I'm a long-time user of rsync, which synchronizes files between different computers. Rclone is basically rsync for cloud services. As you can see on their website, they support 40+ cloud storage services like OneDrive, Google Drive, Dropbox and so on, plus many standard file transfer protocols like SFTP. Rclone has very good documentation, so it's easy to set it up just by following their instructions step by step. I did run into two problems, but both are because of OneDrive, not Rclone.

1. Copying large numbers of files to OneDrive Business takes forever.

Initially I tried to rclone CSNS files to OneDrive but eventually gave up. CSNS has over 760K files with a total size of over 330GB. The problem is that OneDrive Business will constantly throttle the upload speed, so uploading all those files will probably take weeks if not longer. I gave up after a few days and just put the backup of the old CSNS files on a school server. I updated CSNS so the new files are stored in a separate folder, and daily backup of this folder to OneDrive works fine.

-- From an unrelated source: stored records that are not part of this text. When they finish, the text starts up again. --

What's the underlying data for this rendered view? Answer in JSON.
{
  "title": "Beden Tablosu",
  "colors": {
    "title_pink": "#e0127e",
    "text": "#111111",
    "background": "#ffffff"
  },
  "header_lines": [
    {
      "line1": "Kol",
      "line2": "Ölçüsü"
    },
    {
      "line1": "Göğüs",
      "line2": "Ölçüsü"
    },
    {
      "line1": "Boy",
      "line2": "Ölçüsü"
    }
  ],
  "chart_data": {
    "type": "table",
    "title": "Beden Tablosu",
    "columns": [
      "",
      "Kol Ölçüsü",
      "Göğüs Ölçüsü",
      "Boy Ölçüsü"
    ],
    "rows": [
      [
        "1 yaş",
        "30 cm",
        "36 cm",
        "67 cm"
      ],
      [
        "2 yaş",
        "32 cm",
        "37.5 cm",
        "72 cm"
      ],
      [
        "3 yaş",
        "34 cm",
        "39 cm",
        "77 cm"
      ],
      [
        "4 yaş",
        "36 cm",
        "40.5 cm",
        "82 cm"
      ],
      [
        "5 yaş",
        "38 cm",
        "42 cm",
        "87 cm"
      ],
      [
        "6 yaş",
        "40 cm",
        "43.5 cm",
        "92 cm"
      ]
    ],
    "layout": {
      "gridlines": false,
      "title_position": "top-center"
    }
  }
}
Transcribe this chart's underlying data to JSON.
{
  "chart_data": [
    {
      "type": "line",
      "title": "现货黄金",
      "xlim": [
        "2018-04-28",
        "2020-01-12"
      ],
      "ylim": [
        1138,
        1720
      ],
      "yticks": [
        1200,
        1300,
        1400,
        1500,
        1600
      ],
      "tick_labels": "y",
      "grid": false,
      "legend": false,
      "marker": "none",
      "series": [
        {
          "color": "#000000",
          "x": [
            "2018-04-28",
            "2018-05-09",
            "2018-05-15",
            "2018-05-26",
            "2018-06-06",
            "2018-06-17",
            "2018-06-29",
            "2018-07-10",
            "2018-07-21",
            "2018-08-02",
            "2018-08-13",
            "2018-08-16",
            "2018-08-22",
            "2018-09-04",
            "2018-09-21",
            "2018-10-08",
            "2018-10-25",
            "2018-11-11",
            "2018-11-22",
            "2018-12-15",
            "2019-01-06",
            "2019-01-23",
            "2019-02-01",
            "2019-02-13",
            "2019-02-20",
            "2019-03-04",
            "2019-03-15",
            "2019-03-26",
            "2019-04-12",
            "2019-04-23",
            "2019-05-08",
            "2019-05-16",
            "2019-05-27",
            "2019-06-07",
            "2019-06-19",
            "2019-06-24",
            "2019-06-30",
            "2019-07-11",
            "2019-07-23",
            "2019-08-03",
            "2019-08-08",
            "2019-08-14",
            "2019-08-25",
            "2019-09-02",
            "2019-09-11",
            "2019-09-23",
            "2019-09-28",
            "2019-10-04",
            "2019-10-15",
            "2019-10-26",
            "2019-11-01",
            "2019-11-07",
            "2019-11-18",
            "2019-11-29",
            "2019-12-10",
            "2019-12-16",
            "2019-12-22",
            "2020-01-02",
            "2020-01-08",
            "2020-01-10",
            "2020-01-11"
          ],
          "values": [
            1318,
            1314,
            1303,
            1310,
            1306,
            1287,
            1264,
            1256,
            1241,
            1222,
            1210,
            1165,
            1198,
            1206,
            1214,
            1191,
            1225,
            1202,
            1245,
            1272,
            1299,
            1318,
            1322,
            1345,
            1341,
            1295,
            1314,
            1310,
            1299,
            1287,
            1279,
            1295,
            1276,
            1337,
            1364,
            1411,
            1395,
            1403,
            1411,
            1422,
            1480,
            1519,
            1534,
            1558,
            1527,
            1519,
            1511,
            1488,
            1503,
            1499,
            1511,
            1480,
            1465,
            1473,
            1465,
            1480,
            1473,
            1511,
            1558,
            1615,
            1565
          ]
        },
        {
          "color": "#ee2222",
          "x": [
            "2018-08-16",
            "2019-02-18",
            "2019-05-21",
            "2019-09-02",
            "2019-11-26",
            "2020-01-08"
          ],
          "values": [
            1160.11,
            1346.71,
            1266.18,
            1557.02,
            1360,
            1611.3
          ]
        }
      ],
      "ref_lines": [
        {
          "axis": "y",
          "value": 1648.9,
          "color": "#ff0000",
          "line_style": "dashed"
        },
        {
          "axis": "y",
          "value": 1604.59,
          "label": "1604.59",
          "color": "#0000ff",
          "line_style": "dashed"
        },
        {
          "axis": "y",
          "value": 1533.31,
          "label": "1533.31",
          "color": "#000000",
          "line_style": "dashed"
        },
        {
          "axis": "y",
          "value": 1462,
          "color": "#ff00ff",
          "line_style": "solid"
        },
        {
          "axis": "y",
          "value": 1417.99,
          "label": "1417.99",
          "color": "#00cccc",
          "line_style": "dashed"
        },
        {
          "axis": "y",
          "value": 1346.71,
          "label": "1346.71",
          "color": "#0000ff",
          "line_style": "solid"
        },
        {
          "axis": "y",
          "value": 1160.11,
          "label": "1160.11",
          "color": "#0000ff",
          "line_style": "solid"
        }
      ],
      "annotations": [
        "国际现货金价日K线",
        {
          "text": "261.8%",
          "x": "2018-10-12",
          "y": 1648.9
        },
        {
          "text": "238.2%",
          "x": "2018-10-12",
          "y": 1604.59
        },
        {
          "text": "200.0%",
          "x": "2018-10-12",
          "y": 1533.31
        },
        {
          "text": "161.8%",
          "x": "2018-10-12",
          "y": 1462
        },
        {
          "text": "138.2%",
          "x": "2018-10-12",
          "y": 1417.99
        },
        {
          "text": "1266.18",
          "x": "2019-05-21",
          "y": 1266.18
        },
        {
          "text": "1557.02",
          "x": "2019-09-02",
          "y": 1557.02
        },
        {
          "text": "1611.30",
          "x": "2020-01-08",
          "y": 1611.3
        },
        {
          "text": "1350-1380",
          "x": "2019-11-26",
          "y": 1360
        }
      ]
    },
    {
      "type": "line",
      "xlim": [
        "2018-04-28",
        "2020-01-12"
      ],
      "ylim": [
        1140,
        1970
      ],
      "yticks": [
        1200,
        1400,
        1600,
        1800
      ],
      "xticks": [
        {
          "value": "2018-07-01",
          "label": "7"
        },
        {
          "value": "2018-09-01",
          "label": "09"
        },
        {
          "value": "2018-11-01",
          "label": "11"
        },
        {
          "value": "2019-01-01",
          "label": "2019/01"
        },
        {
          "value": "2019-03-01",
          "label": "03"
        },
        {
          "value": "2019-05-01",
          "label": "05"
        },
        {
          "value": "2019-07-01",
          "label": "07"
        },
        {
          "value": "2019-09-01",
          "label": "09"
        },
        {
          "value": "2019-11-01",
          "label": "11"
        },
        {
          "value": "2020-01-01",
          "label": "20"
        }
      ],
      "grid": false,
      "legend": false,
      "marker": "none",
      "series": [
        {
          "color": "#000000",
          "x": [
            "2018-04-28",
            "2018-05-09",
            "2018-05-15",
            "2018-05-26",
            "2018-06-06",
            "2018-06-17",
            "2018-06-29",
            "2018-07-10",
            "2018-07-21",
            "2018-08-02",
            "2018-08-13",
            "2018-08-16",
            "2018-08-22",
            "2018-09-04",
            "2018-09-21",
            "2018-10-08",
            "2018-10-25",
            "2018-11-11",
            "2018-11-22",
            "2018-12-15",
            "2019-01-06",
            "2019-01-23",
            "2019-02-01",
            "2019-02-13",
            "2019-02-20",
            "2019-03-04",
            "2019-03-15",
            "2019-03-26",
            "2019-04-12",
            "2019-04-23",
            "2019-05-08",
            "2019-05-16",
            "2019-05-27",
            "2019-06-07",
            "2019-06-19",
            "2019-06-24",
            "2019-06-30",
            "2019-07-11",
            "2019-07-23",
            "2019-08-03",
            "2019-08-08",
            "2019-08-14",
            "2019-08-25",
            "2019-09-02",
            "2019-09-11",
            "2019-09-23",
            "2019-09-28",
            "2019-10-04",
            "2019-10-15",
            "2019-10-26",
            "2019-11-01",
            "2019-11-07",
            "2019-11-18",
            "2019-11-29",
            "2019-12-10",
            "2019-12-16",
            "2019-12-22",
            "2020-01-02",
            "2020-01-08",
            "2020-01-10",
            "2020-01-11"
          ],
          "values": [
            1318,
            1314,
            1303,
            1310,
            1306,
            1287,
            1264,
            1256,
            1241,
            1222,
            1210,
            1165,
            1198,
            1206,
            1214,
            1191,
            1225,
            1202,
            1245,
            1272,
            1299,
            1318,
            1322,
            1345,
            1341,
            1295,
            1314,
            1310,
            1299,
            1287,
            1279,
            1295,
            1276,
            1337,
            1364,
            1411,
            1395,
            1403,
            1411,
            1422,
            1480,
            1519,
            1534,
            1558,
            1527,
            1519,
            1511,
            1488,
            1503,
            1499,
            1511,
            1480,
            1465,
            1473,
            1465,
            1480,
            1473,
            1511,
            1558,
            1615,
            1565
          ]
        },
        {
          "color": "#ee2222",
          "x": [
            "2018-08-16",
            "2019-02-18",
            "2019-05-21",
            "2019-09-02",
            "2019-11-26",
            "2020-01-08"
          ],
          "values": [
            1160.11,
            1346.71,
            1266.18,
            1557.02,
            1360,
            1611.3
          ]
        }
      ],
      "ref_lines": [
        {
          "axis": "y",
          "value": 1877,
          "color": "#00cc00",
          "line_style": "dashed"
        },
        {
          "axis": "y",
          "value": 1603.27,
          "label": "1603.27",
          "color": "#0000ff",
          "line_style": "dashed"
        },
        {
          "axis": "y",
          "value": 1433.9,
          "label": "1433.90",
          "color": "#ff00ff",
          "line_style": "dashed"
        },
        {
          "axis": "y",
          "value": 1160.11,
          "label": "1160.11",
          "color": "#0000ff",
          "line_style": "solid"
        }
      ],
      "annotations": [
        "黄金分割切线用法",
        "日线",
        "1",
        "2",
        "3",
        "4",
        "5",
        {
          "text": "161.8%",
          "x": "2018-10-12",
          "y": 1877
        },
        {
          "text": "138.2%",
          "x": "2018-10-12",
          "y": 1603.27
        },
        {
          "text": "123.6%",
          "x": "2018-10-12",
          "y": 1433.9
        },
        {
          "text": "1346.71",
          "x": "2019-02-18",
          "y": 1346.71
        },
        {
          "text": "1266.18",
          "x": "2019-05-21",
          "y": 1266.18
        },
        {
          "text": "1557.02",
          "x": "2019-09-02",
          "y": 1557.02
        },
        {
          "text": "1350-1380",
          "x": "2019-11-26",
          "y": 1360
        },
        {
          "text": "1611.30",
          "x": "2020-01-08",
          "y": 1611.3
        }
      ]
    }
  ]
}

2. Access token cannot be refreshed automatically on a headless server.

OneDrive Business uses OAuth 2 to authenticate clients (a Rclone setup would be a "client" of the OneDrive service), and the access token will need to be refreshed at some point. The problem is that OneDrive seems to be intended for end users, so it requires a browser to get a new token. The rclone config command gives good prompts, so it's not difficult to get a new token manually then copy&paste it to the rclone configuration on a server, but it's an annoyance nonetheless. Fortunately an access token seems to have a reasonably long life time (at least a couple of weeks I think), so I don't have to do this too frequently.